Era, come detto, il gennaio del 2020. Di lì a poco, avremmo sperimentato tragicamente quanto la fraternità non sia un optional, un diletto da religiosi o da dotati filantropi, ma l'indispensabile presupposto della nostra sopravvivenza su questo pianeta. E soprattutto avremmo capito (forse) che la vita, se non la nostra coscienza o la nostra fede, ci impone di praticare questo sentimento non solo con chi è più prossimo ma con chiunque condivida con noi semplicemente la condizione di essere umano. «Vivere la fraternità è, allora, — scrive ancora Truffelli — anche questione di tempi e di priorità: il desiderio di accogliere la sfida di questa nuova frontiera ci deve portare a domandarci se quello che siamo e che facciamo, se i modi e i tempi con cui sono pensate e realizzate le nostre iniziative finiscono per favorire o, piuttosto, per ostacolare la possibilità di condividere fraternità con tutti, dentro e fuori l'associazione, dentro e fuori la comunità ecclesiale. Se ci inducono a passare tutto il tempo con chi già è nostro fratello e nostra sorella, con chi già la pensa come noi e vive come noi — rischiando di fare delle nostre attività, del nostro linguaggio e dei nostri “riti” delle gabbie che non permettono agli altri di entrare e che tengono noi rinchiusi, ostaggi di noi stessi — oppure se ci aiutano a “condividere la vita della gente e imparare a scoprire quali sono i suoi interessi e le sue ricerche, quali sono i suoi aneliti e le sue ferite più profonde; e di che cosa ha bisogno da noi (Papa Francesco, Discorso ai partecipanti al congresso del Forum Internazionale dell'Azione Cattolica, 27 aprile 2017)”».
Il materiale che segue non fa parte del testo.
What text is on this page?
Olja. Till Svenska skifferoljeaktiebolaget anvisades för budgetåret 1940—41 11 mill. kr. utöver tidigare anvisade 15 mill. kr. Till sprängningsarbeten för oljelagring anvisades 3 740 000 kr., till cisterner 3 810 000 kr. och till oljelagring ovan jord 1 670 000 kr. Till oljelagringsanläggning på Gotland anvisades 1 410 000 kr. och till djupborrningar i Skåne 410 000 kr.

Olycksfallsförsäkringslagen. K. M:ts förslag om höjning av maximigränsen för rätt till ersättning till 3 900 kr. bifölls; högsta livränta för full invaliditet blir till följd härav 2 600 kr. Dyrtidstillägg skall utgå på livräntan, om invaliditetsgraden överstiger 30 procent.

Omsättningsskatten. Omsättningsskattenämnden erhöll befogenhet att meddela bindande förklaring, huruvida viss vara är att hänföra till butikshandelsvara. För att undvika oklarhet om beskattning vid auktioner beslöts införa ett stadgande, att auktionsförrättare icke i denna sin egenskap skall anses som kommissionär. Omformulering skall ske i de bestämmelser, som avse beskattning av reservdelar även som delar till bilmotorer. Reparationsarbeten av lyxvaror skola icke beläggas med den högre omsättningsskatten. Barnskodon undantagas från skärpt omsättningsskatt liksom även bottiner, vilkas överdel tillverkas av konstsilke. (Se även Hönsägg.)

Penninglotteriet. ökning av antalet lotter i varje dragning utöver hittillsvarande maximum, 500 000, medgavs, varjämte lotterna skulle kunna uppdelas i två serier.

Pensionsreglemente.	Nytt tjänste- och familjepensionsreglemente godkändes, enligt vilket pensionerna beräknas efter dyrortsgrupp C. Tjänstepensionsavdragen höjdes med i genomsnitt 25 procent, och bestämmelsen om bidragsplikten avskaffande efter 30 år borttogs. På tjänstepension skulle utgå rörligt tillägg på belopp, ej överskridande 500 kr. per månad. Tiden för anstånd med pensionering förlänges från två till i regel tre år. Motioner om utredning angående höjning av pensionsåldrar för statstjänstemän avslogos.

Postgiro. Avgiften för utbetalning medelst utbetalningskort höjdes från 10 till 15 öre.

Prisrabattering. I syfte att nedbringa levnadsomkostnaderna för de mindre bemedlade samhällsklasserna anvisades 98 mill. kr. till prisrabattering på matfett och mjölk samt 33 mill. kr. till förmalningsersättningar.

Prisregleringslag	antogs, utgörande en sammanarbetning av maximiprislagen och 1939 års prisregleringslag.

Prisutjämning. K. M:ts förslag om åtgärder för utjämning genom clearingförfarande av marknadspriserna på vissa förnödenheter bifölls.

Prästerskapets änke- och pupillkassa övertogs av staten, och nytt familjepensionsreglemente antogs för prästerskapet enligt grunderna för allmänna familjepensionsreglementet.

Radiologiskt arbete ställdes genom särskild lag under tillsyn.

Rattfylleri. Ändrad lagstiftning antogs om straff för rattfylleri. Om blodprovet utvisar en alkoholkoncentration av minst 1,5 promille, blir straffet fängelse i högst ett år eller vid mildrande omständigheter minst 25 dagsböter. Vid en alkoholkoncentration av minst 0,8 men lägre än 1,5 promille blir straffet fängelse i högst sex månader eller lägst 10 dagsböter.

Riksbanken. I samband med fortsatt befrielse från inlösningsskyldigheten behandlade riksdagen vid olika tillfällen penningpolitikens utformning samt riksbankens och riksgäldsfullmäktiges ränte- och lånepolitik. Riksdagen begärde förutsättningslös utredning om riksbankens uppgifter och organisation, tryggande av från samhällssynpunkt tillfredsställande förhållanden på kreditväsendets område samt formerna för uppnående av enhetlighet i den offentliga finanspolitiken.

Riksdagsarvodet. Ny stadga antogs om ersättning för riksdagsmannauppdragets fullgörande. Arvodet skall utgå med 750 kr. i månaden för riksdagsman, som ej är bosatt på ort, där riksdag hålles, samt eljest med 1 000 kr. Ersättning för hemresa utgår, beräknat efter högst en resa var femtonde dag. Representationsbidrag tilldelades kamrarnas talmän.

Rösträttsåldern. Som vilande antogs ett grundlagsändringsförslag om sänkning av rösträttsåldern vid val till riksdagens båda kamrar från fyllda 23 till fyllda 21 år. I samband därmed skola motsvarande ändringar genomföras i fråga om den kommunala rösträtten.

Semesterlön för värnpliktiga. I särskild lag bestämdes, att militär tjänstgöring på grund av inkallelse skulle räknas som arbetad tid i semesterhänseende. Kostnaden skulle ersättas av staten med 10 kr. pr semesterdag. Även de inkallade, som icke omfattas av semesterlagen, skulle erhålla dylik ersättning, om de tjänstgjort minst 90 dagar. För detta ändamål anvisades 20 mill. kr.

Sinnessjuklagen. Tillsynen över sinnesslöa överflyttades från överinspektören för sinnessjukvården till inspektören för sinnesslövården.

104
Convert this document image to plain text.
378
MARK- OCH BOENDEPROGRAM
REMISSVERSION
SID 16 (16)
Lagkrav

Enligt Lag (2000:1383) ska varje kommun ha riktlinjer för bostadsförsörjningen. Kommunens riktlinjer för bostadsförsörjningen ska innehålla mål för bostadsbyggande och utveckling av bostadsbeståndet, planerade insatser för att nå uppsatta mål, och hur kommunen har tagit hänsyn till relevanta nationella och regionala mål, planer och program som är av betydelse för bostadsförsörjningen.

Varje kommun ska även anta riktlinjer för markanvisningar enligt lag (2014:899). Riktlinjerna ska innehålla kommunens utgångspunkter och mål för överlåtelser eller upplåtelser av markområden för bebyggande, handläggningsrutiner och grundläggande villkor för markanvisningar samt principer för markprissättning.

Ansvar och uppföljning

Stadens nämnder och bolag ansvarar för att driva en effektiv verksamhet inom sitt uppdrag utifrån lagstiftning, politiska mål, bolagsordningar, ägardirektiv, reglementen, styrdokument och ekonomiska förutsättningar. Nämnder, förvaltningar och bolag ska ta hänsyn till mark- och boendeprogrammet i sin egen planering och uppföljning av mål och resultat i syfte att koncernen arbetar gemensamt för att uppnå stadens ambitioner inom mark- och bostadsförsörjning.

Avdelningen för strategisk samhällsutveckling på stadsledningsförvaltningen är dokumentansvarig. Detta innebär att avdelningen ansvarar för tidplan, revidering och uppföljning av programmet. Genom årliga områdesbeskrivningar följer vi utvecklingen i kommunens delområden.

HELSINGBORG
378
Se la riscoperta della fraternità è — non solo per l'Azione cattolica evidentemente — la premessa di qualsiasi rinnovamento che sia portatore di un senso, la pratica e la declinazione della stessa corrono su una strada tutt'altro che facile. La prima indicazione è quella dell'ascolto. L'essere “popolari”, che Truffelli indica come stile della sua associazione, vuole dire anzitutto condivisione e passa quindi per l'ascolto profondo delle ragioni di chi non è uguale a noi. «Ci è chiesto anche qui — si legge ancora nel libro — un esercizio difficile, che consiste nell'abbandonare l'idea che ci sia un'unica possibile traduzione dei lavori in cui crediamo e della fede che viviamo».

L'accettazione della molteplicità delle risposte, tuttavia, è legata a doppio filo all'inevitabilità di una scelta. In un mondo da ridisegnare non si può essere neutrali. Occorre allora «ribadire e rilanciare il valore della politica», per affrontare le grandi questioni del nostro tempo, la prima delle quali è la crescente diseguaglianza. Senza paura di scontentare qualcuno: non si può essere fraterni senza sporcarsi le mani. Eppure, «nella comunità ecclesiale — osserva il presidente di Ac — prevale la tentazione di evitare di discutere le questioni politiche per timore delle contrapposizioni che esse inevitabilmente comportano. Una divisione che possiamo assumere positivamente solo se sappiamo che ben più radicali sono le ragioni dell'unità». Quando si è saldi nelle scelte, quando si è “competenti” circa la propria identità, il confronto non spaventa. E «solo così — avverte Truffelli — potremo sottrarci alla tentazione, sempre incombente, di “tirare il Vangelo per la giacca».